Die Person im Lama-Schlafanzug in unserem Bett hat neben den anfangs beschriebenen Nachteilen natürlich auch Vorteile: Billigeren Urlaub zum Beispiel. Es ist nämlich beinahe ein Ding der Unmöglichkeit, Unterkünfte zu finden, die Familien mit mehr als zwei Kindern vorsehen. Meistens: Elternschlafzimmer, Kinderschlafzimmer, für wohl gemerkt zwei Kinder. Darüber hinaus wird es sehr teuer. Bisher war es bei Hotelbuchungen immer unheimlich praktisch, ein Kind unterschlagen zu können mit dem Hinweis, dass das dritte kein eigenes Bett braucht, allerdings befürchte ich, dass wir das nicht mehr allzu lang ausreizen können. So langsam beschleicht mich das Gefühl, dass nicht wenige Leute es seltsam finden, wenn ich mit dem Hinweis „schläft eh bei uns in der Ritze“ ein fünftes Bett für unnötig erkläre.
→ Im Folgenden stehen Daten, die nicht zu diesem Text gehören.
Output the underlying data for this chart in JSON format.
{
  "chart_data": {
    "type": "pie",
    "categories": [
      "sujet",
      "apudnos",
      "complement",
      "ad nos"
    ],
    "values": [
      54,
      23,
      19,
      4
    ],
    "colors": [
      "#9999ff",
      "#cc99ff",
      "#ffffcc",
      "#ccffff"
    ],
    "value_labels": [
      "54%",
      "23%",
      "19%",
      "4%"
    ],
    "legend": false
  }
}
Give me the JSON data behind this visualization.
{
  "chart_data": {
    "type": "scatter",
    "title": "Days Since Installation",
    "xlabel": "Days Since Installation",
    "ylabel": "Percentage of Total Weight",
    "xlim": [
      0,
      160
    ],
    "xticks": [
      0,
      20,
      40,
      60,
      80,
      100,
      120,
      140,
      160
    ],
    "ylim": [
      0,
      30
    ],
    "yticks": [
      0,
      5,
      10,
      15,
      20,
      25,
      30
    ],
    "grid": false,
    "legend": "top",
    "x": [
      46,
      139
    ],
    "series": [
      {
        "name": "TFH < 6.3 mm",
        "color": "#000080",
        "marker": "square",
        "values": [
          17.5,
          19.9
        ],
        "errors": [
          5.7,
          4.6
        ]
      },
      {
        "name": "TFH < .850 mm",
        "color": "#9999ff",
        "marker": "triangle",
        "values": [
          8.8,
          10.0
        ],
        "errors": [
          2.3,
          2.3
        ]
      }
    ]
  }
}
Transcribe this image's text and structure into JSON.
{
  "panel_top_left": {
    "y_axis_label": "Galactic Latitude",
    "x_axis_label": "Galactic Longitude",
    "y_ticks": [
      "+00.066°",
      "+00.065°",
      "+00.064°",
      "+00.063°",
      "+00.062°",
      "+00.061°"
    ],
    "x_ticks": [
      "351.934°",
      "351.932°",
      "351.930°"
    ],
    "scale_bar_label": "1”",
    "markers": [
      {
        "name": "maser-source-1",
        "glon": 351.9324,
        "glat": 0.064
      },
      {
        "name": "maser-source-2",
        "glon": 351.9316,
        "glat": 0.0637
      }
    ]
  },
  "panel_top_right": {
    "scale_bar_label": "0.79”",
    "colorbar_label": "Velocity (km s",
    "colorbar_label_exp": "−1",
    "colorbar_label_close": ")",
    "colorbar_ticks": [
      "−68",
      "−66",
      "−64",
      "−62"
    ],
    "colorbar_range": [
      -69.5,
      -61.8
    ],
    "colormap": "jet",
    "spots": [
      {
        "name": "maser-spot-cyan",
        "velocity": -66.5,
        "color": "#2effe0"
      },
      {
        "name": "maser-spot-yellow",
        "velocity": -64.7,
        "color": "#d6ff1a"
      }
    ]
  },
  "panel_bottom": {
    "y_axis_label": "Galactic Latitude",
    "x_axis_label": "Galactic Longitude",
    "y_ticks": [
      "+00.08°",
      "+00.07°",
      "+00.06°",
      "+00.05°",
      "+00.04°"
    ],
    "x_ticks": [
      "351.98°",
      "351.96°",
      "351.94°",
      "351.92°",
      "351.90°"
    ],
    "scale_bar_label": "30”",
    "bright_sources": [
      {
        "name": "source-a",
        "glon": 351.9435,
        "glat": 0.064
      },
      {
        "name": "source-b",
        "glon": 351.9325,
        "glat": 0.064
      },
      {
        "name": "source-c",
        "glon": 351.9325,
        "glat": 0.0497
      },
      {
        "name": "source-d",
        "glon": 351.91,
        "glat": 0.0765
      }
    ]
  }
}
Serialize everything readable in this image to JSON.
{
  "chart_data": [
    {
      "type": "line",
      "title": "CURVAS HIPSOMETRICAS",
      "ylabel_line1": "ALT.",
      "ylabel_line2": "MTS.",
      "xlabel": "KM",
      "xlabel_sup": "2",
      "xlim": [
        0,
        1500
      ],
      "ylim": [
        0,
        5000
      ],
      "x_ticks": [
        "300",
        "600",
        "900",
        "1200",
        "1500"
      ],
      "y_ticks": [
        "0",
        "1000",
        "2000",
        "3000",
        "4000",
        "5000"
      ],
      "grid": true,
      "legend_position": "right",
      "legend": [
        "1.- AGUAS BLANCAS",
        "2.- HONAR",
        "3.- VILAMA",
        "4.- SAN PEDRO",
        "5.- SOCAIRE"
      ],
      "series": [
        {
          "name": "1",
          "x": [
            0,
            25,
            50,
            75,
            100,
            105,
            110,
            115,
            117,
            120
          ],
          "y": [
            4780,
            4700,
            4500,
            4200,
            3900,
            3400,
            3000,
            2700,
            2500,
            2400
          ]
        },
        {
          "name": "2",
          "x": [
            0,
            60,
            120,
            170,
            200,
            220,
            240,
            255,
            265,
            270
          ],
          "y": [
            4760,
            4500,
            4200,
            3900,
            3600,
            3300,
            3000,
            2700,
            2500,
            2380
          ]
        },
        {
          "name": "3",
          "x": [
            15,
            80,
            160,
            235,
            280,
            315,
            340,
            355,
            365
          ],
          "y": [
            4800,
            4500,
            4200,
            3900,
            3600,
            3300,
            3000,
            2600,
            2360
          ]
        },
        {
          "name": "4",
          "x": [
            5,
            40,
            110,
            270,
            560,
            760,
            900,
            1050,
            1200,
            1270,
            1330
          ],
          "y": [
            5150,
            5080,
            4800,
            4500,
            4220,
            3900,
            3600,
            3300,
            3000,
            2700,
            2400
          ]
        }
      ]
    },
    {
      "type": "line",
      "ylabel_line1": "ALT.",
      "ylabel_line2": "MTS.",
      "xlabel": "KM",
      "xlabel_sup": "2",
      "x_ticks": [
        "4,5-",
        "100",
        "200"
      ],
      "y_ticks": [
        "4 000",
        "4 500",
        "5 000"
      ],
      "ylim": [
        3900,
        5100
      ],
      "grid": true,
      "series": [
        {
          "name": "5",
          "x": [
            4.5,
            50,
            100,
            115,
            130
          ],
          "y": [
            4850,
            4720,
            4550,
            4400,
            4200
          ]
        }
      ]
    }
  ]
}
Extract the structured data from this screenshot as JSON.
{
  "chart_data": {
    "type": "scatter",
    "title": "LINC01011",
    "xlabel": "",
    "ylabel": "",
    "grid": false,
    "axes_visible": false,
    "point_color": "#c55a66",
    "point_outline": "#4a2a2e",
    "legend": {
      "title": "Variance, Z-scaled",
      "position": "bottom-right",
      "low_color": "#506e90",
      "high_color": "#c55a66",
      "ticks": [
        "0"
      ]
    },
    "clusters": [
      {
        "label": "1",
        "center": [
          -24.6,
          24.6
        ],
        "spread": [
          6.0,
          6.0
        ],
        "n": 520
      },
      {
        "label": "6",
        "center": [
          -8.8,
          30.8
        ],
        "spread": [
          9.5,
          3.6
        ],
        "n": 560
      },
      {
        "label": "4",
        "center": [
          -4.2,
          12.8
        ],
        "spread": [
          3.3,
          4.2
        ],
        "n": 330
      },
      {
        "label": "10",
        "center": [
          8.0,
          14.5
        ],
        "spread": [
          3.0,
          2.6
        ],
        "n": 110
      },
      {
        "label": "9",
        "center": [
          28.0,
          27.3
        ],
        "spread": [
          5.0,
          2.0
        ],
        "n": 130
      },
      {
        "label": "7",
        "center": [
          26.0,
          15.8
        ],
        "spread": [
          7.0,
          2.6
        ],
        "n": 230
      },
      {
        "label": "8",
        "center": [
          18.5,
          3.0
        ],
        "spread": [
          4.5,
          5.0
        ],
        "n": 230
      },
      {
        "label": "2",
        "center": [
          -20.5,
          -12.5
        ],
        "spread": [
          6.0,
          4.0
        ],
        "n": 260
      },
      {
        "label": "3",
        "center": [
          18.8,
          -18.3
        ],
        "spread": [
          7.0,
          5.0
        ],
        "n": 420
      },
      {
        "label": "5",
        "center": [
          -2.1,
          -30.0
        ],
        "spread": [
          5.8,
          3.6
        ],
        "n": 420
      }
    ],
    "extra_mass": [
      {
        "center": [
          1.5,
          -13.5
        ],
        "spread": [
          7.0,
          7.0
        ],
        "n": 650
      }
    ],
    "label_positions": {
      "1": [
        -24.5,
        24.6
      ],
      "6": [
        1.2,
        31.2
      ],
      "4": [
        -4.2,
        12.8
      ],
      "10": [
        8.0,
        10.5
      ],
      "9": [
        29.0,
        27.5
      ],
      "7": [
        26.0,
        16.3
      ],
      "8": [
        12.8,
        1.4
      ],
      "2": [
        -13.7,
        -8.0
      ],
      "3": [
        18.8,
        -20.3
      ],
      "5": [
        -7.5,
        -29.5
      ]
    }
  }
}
Mein Mann hat im letzten Urlaub sogar das Alter des jüngsten Kindes gefälscht, um unangenehmen Nachfragen aus dem Weg zu gehen.
Ich brauche Platz!
Das Familienbett führt leider auch zu mehr Streit. Beide Erwachsenen haben das Gefühl, der*die andere würde sich unheimlich breit machen, weil: Nur an diesem kleinen Kind kann es ja wohl nicht liegen, dass man sich nur Millimeter von der Bettkante entfernt kaum rühren kann, in einem 1,80 Meter breiten Bett. Unser standardmäßiger abendlicher Dialog geht so: „Boah, jetzt rutsch mal gefälligst, du hast doch mindestens einen Meter auf deiner Seite!“ – „Du spinnst ja wohl, ich fall gleich aus dem Bett“ – „Was für ein Quatsch, jetzt beweg dich gefälligst!“ Die kleine Person im Lama-Schlafanzug schaltet sich dann manchmal schlaftrunken ein, flüstert „Nich streiten!“ und dreht sich genüsslich um 90 Grad quer.